25 states have passed state cable franchise bills. Many were passed approximately 10 years ago. Promises were made that cutting local control of cable franchises would streamline roll out and result in more investment by the companies providing cable services (which are also the companies providing broadband services).
Yesterday, the Cleveland Scene published “State Laws Allowed AT&T to Exclude Cleveland’s Poorest Neighborhoods From High-Speed Internet Service”. I encourage you to read the whole article. The article connects the dots between Ohio’s state franchise bill (SB 117) and the lack of AT&T broadband service at or above 18 mbps in Cleveland’s poorest neighborhoods.
Cleveland is very fortunate to have Bill Callahan who has been working on digital inclusion for over twenty years. He recognized the injustice because he works in the communities that Ohio’s cable franchise bill has left with only one high-speed internet option.
SB 117 states: “[N]o video service provider shall deny access to video service to any group of potential residential subscribers in its video service area because of the race or income of the residents in the local area in which the group resides.” Who approves state franchises and should be keeping an eye on state franchisees? The Ohio Department of Commerce.

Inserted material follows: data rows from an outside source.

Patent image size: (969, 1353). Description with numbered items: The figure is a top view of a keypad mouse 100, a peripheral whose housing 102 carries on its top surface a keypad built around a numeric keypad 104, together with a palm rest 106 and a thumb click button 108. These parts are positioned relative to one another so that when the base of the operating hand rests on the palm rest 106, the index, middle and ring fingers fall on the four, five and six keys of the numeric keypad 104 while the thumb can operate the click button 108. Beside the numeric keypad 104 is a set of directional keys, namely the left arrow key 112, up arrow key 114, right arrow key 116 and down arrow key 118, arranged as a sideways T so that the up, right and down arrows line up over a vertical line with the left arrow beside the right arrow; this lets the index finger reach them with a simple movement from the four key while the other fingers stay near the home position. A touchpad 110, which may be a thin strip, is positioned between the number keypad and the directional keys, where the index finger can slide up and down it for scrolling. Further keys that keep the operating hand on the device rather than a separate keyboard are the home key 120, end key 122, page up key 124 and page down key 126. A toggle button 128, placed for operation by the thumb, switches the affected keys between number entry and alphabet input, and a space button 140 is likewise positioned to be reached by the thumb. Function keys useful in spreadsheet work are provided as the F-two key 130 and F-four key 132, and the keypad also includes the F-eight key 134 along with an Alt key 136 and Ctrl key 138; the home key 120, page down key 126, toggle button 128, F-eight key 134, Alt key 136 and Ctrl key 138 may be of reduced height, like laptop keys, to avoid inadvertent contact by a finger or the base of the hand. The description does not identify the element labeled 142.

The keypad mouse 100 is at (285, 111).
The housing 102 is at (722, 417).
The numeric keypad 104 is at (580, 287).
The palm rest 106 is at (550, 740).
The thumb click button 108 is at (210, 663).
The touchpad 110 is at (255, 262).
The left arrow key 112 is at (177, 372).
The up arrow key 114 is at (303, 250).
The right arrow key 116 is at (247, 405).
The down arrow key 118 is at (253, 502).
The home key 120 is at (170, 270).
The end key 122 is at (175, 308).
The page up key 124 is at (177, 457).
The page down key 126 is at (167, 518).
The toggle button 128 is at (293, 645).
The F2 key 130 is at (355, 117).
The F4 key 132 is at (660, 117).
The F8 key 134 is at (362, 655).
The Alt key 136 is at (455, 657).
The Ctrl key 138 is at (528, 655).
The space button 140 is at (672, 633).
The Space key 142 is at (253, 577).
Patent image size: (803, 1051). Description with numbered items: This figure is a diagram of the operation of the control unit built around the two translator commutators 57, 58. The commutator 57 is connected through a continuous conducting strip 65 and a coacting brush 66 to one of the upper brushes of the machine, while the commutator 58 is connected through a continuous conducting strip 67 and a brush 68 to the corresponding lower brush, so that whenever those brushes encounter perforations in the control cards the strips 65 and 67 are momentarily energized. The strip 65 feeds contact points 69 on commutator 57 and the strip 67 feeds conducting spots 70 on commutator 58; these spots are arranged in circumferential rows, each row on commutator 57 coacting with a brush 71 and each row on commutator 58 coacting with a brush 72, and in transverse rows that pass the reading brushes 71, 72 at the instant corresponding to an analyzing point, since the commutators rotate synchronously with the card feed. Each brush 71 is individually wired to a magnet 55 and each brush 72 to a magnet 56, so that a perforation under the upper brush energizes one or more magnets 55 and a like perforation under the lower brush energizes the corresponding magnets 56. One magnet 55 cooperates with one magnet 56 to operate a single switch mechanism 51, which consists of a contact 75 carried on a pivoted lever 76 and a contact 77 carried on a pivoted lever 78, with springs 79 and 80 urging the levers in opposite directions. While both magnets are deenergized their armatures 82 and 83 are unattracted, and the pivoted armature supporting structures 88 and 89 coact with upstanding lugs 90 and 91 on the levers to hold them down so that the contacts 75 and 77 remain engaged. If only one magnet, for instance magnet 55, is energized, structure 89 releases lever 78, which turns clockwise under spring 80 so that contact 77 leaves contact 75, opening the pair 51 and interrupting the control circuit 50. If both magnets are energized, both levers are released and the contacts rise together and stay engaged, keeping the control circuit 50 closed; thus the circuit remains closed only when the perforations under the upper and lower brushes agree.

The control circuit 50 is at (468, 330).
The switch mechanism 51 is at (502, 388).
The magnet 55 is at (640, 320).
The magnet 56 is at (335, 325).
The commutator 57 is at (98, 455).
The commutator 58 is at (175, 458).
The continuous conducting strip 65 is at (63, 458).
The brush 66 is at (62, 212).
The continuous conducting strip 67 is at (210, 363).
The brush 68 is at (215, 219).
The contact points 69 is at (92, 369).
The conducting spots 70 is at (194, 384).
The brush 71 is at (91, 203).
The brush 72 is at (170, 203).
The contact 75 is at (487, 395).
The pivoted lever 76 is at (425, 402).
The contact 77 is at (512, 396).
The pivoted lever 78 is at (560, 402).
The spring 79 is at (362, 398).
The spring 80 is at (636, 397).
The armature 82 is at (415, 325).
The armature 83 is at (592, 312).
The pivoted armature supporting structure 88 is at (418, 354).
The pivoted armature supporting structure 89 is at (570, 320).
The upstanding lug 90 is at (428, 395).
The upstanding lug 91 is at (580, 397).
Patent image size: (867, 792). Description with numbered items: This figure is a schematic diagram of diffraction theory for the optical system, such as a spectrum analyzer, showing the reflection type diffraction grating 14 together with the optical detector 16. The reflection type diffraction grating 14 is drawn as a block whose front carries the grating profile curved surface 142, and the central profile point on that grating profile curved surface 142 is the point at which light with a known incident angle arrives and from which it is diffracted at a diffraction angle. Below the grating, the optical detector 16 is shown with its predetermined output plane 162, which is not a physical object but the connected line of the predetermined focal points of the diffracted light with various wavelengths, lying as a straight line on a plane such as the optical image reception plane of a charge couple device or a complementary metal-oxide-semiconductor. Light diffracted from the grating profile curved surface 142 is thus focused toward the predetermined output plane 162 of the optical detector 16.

With the current FCC cutting back broadband regulation, it is clear neither the federal government nor the states are regulating internet service. Cleveland’s lack of broadband competition (and thus affordable prices) tells us the free market is not the answer to ubiquitous affordable high-speed broadband. And Cleveland is not unique. Home internet access is essential today. Having it and using it not only help individuals to get ahead, it keeps folks from getting further and further behind. We, as a country, cannot allow digital inequity to be the cause of widening divides.